Retatrutide Side Effects: By System, By Dose, vs Tirzepatide and Semaglutide (2026)
Retatrutide is an investigational triple agonist (GIP, GLP-1, and glucagon). In its Phase 2 obesity trial, the side effect pattern looked a lot like other incretin drugs, with one twist: a dose-related bump in heart rate. This guide breaks the data down by body system, by dose, and against tirzepatide and semaglutide.
Quick Answer
- Most side effects are gut-related: nausea, vomiting, diarrhea, constipation
- GI events rise sharply with dose: nausea ~14% at 1 mg to ~60% at 12 mg
- Retatrutide raised heart rate up to ~6.7 bpm at the 12 mg dose
- 6-16% stopped retatrutide for side effects vs ~1% on placebo
Last updated: June 2026
Medical disclaimer: This article is for informational purposes only and is not medical advice. Retatrutide is investigational and not FDA-approved as of 2026; its full safety profile is still being established in Phase 3. Do not start, stop, or change treatment based on this. Consult your doctor.
Retatrutide is an investigational triple agonist (GIP, GLP-1, and glucagon). In its Phase 2 obesity trial, the side effect pattern looked a lot like other incretin drugs, with one twist: a dose-related bump in heart rate. This guide breaks the data down by body system, by dose, and against tirzepatide and semaglutide.
The numbers here come from published trial results. Where Phase 3 data is not yet out, we say so.
One thing to keep front of mind. Retatrutide is not approved. The figures below come mostly from a single Phase 2 trial that ran 48 weeks. They are real, but they are early. The full safety story will not be settled until Phase 3 reads out.
What are retatrutide's most common side effects?
Most common side effects are gastrointestinal — nausea, vomiting, diarrhea, and constipation — and they were dose-related in the Phase 2 trial. They were mostly mild to moderate and tended to show up during dose escalation.
The drug also produced a dose-related rise in resting heart rate. That cardiovascular signal is the one finding that sets retatrutide apart from the dual and single agonists (Jastreboff et al., NEJM 2023).
Here is the picture by body system, drawn from the Phase 2 trial (NCT04881760).

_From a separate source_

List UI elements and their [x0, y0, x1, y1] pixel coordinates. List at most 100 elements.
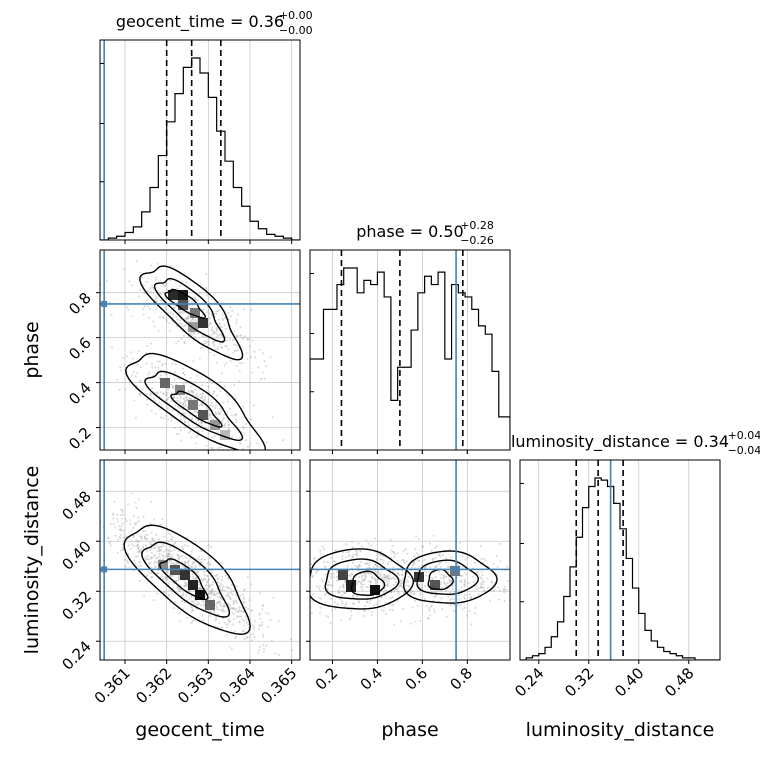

| Body system | What was reported | Notes |
|---|---|---|
| Gastrointestinal | Nausea, vomiting, diarrhea, constipation | Most common; dose-related; worst during titration (NEJM 2023) |
| Cardiovascular / heart rate | Resting heart rate up to ~6.7 bpm higher at 12 mg | Peaked around week 24, then drifted back toward baseline (NEJM 2023) |
| Injection site | Local reactions (redness, itching) | Reported but uncommon; typical of subcutaneous injectables |
| Metabolic | Low blood sugar risk mainly when combined with insulin or sulfonylureas | Hypoglycemia is a class consideration (Wegovy label, FDA 2023) |
Most people did not stop treatment. But discontinuation due to side effects did climb with dose, which we cover below (NEJM 2023).
A quick word on what "common" means here. Gut symptoms were by far the most frequent. The heart rate change was consistent but modest in size. Injection-site and metabolic effects were less common and broadly in line with what the rest of the class shows.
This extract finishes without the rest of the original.